What is it?

The IAWG is the United Nations Inter-Agency Working Group on Disarmament, Demobilization and Reintegration (DDR). IAWG was established by the UN Executive Committee on Peace and Security (ECPS) on 31 March 2005 and is co-chaired by the Department of Peacekeeping Operations (DPKO) and the United Nations Development Programme (UNDP). It currently comprises 20 UN member entities (see full listing below).

What is its purpose?

IAWG was established to improve the UN’s performance in the area of DDR by contributing to an integrated approach representing the application of the “UN Delivering as One” principle, with a view to enhancing the effectiveness and efficiency of DDR processes worldwide.

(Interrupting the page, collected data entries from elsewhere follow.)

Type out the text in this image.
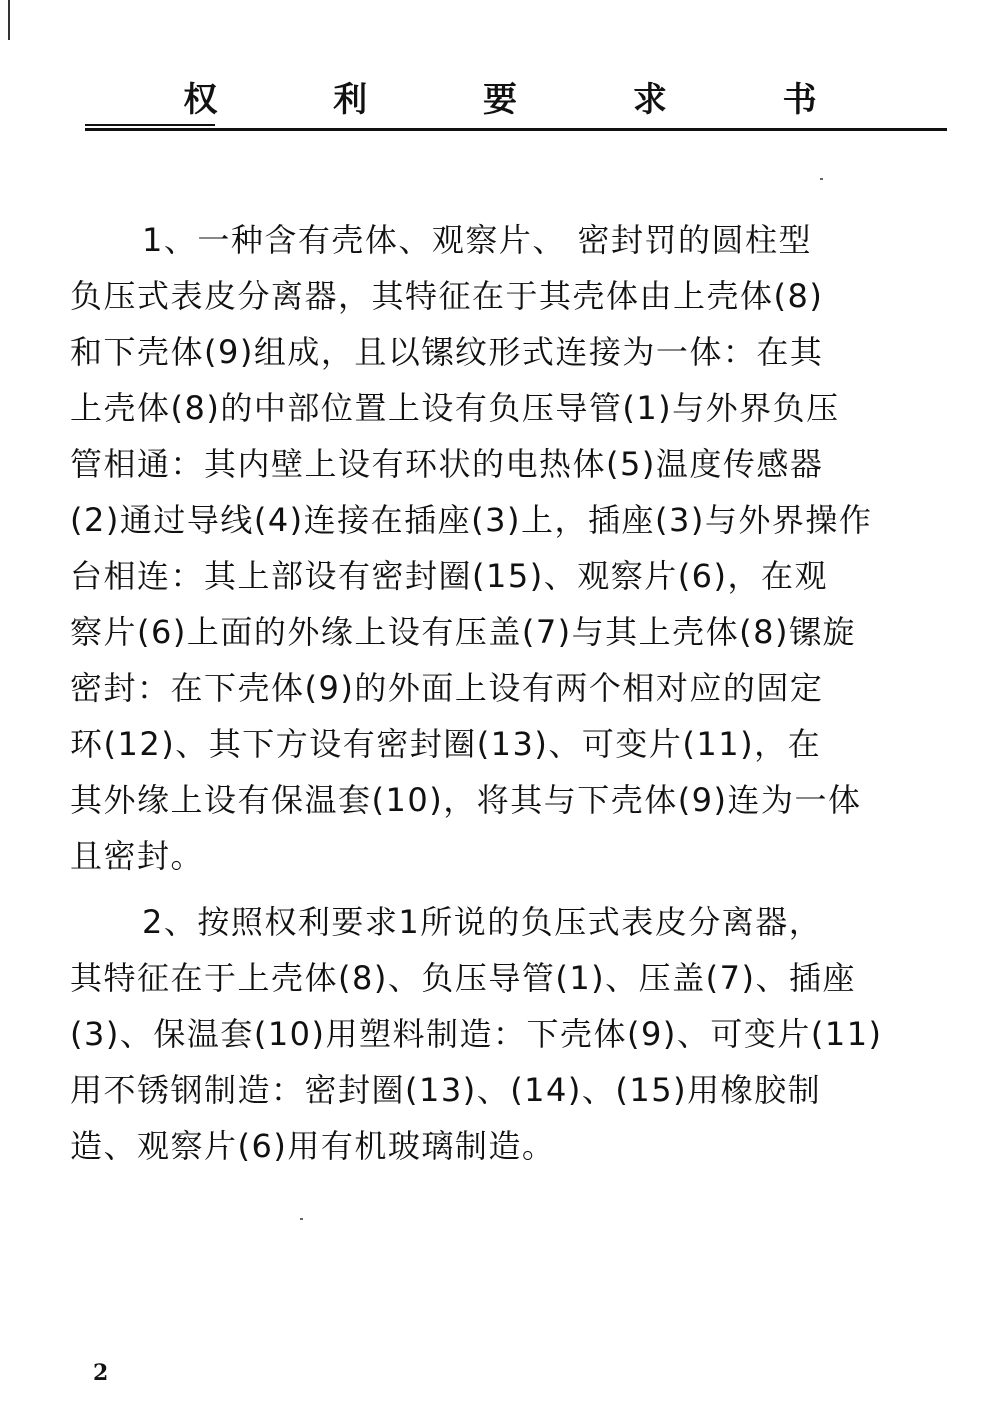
权 利 要 求 书
1、一种含有壳体、观察片、 密封罚的圆柱型
负压式表皮分离器，其特征在于其壳体由上壳体(8)
和下壳体(9)组成，且以镙纹形式连接为一体：在其
上壳体(8)的中部位置上设有负压导管(1)与外界负压
管相通：其内壁上设有环状的电热体(5)温度传感器
(2)通过导线(4)连接在插座(3)上，插座(3)与外界操作
台相连：其上部设有密封圈(15)、观察片(6)，在观
察片(6)上面的外缘上设有压盖(7)与其上壳体(8)镙旋
密封：在下壳体(9)的外面上设有两个相对应的固定
环(12)、其下方设有密封圈(13)、可变片(11)，在
其外缘上设有保温套(10)，将其与下壳体(9)连为一体
且密封。
2、按照权利要求1所说的负压式表皮分离器，
其特征在于上壳体(8)、负压导管(1)、压盖(7)、插座
(3)、保温套(10)用塑料制造：下壳体(9)、可变片(11)
用不锈钢制造：密封圈(13)、(14)、(15)用橡胶制
造、观察片(6)用有机玻璃制造。
2
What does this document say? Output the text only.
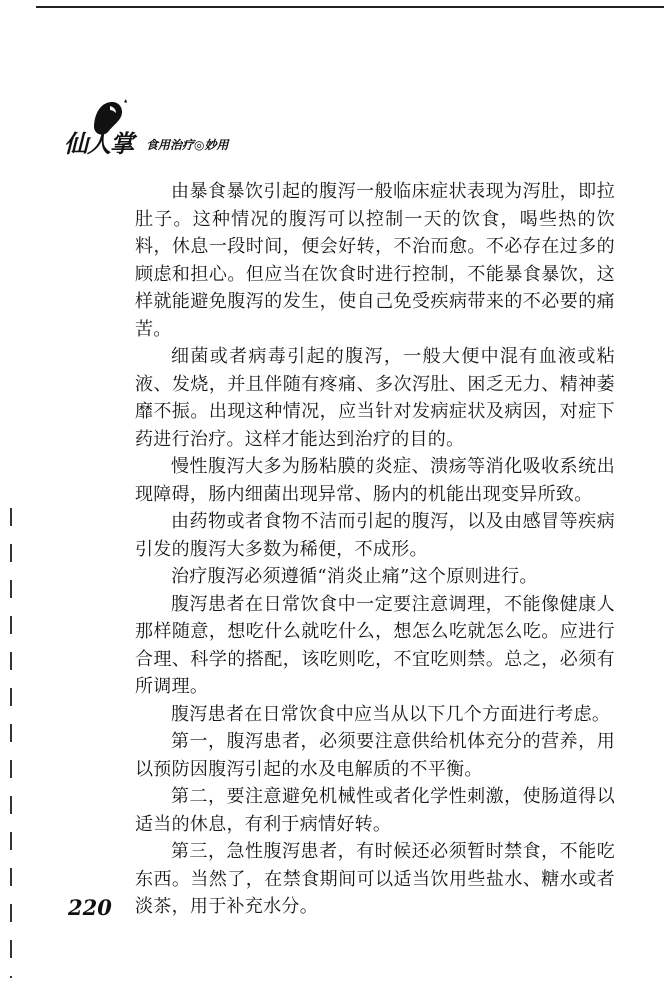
仙人掌 食用治疗◎妙用

由暴食暴饮引起的腹泻一般临床症状表现为泻肚，即拉肚子。这种情况的腹泻可以控制一天的饮食，喝些热的饮料，休息一段时间，便会好转，不治而愈。不必存在过多的顾虑和担心。但应当在饮食时进行控制，不能暴食暴饮，这样就能避免腹泻的发生，使自己免受疾病带来的不必要的痛苦。

细菌或者病毒引起的腹泻，一般大便中混有血液或粘液、发烧，并且伴随有疼痛、多次泻肚、困乏无力、精神萎靡不振。出现这种情况，应当针对发病症状及病因，对症下药进行治疗。这样才能达到治疗的目的。

慢性腹泻大多为肠粘膜的炎症、溃疡等消化吸收系统出现障碍，肠内细菌出现异常、肠内的机能出现变异所致。

由药物或者食物不洁而引起的腹泻，以及由感冒等疾病引发的腹泻大多数为稀便，不成形。

治疗腹泻必须遵循“消炎止痛”这个原则进行。

腹泻患者在日常饮食中一定要注意调理，不能像健康人那样随意，想吃什么就吃什么，想怎么吃就怎么吃。应进行合理、科学的搭配，该吃则吃，不宜吃则禁。总之，必须有所调理。

腹泻患者在日常饮食中应当从以下几个方面进行考虑。

第一，腹泻患者，必须要注意供给机体充分的营养，用以预防因腹泻引起的水及电解质的不平衡。

第二，要注意避免机械性或者化学性刺激，使肠道得以适当的休息，有利于病情好转。

第三，急性腹泻患者，有时候还必须暂时禁食，不能吃东西。当然了，在禁食期间可以适当饮用些盐水、糖水或者淡茶，用于补充水分。

220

The IAWG is mandated to:   

  • Provide strategic advice to assist the Organization in improving its work on DDR. This includes, among others, advice on the required changes or adjustments to the structure and processes in the Organization relating to DDR planning, implementation and monitoring.
  • Maintain and review the developed set of United Nations guidance on DDR, including recommending how such a body of guidance can systematically and periodically be reviewed and updated.
  • Advise the Organization on training needs, policies and strategies in the area of DDR, including coordinating the roll-out of this set of guidance to all United Nations partners engaged in DDR.
  • Develop and manage the United Nations DDR Resource Centre.
  • Facilitate planning of DDR operations among relevant United Nations agencies.
  • Undertake other DDR activities as appropriate.

How does the IAWG do this?

One of the main achievements of the IAWG in promoting an integrated approach has been the development of the Integrated DDR Standards (IDDRS). The IDDRS are a comprehensive repository of policies, guidelines and procedures on DDR. (Click here to access the IDDRS). The IAWG also works to facilitate communication and joint planning as well as to provide training and resources to its member entities.

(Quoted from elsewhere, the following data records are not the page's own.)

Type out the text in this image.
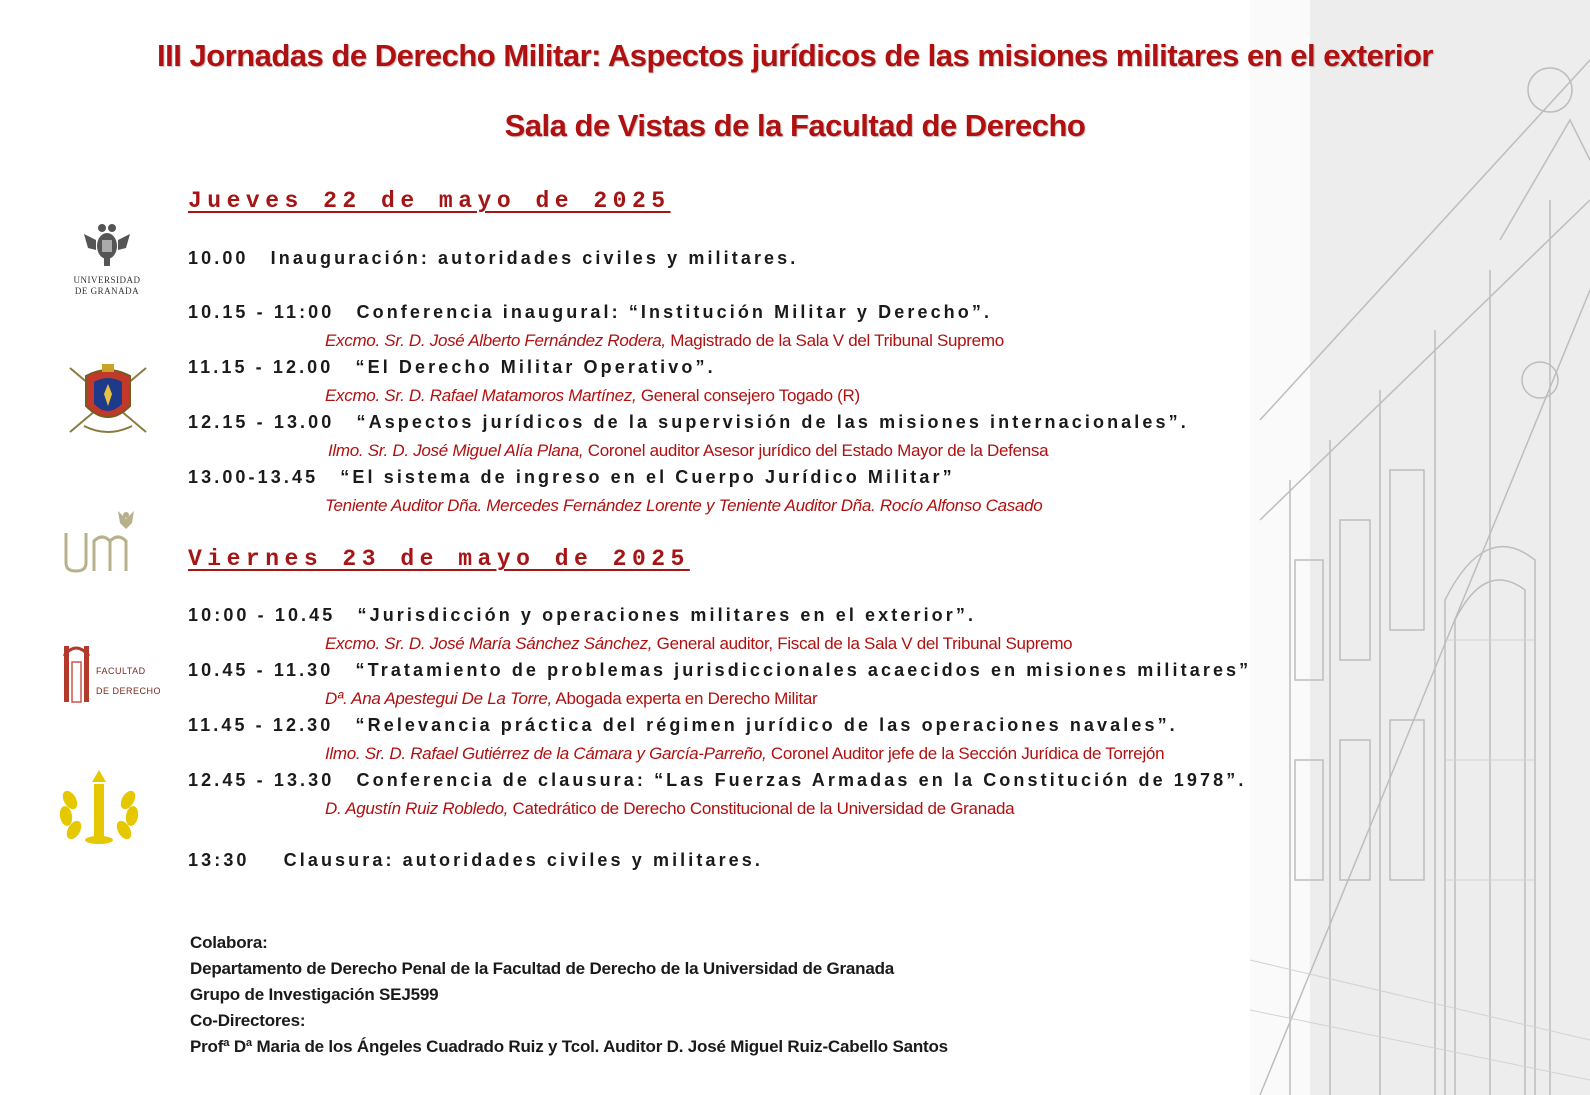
III Jornadas de Derecho Militar: Aspectos jurídicos de las misiones militares en el exterior
Sala de Vistas de la Facultad de Derecho
UNIVERSIDAD
DE GRANADA
FACULTAD
DE DERECHO
Jueves 22 de mayo de 2025
10.00 Inauguración: autoridades civiles y militares.
10.15 - 11:00 Conferencia inaugural: “Institución Militar y Derecho”.
Excmo. Sr. D. José Alberto Fernández Rodera, Magistrado de la Sala V del Tribunal Supremo
11.15 - 12.00 “El Derecho Militar Operativo”.
Excmo. Sr. D. Rafael Matamoros Martínez, General consejero Togado (R)
12.15 - 13.00 “Aspectos jurídicos de la supervisión de las misiones internacionales”.
Ilmo. Sr. D. José Miguel Alía Plana, Coronel auditor Asesor jurídico del Estado Mayor de la Defensa
13.00-13.45 “El sistema de ingreso en el Cuerpo Jurídico Militar”
Teniente Auditor Dña. Mercedes Fernández Lorente y Teniente Auditor Dña. Rocío Alfonso Casado
Viernes 23 de mayo de 2025
10:00 - 10.45 “Jurisdicción y operaciones militares en el exterior”.
Excmo. Sr. D. José María Sánchez Sánchez, General auditor, Fiscal de la Sala V del Tribunal Supremo
10.45 - 11.30 “Tratamiento de problemas jurisdiccionales acaecidos en misiones militares”
Dª. Ana Apestegui De La Torre, Abogada experta en Derecho Militar
11.45 - 12.30 “Relevancia práctica del régimen jurídico de las operaciones navales”.
Ilmo. Sr. D. Rafael Gutiérrez de la Cámara y García-Parreño, Coronel Auditor jefe de la Sección Jurídica de Torrejón
12.45 - 13.30 Conferencia de clausura: “Las Fuerzas Armadas en la Constitución de 1978”.
D. Agustín Ruiz Robledo, Catedrático de Derecho Constitucional de la Universidad de Granada
13:30 Clausura: autoridades civiles y militares.
Colabora:
Departamento de Derecho Penal de la Facultad de Derecho de la Universidad de Granada
Grupo de Investigación SEJ599
Co-Directores:
Profª Dª Maria de los Ángeles Cuadrado Ruiz y Tcol. Auditor D. José Miguel Ruiz-Cabello Santos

Other services offered by the IAWG include:

  • Building awareness of and buy-in to the concept of integrated DDR programmes at the Headquarters and country levels.
  • Implementing integrated DDR programmes at the country level, consistent with the IDDRS.
  • Establishing an integrated DDR training and capacity development programme, guided by IDDRS content.
  • Reviewing and updating policy content in the IDDRS.
  • Establishing gender-responsive DDR programmes at the country level.
  • Developing a UN roster of experts and specialists on DDR.
  • Maintaining and updating the UN DDR Resource Centre.
  • Building and strengthening partnerships with external partners.
  • Strengthening and expanding the IAWG Secretariat with financial and human resources. 

Funding: The IAWG is funded by activities of its member entities. In addition, the European Union contributed 1.5 million Euro (2010-2011) to help expand IAWG capacities in the three areas of knowledge management; capacity development, including gender/HIV responsiveness; and Secretariat support.  The Government of Norway has also contributed 100,000 USD towards the development of the DDR and Gender course.

IAWG Secretariat:

Currently, there is no permanent Secretariat function. In the past, the IAWG coordinator assisted in administrative and logistical aspects of the IAWG work.

Future Activities:

In 2011-2012 the IAWG will celebrate the fifth anniversary of the Integrated DDR Standards, which were formally launched by the Secretary-General in December 2006. The IAWG will also direct more focus on the implementation and practice of existing policies, monitoring and evaluation and evidence-based DDR.

The UN DDR Resource Centre will be modified and updated to improve the level of information sharing between Headquarters and the field.

DDR courses will be conducted working with the existing training institutes, which will include both global and country-specific trainings. (For more information, please visit the Training and Events page). 

The Sub-Working Groups on Capacity Development, Gender and HIV, Knowledge Management and Reintegration will continue their efforts in enhancing the information flow between Headquarters and the field, building capacity through trainings on DDR for field personnel and ensuring gender mainstreaming at programme and policy levels, and practical implementation.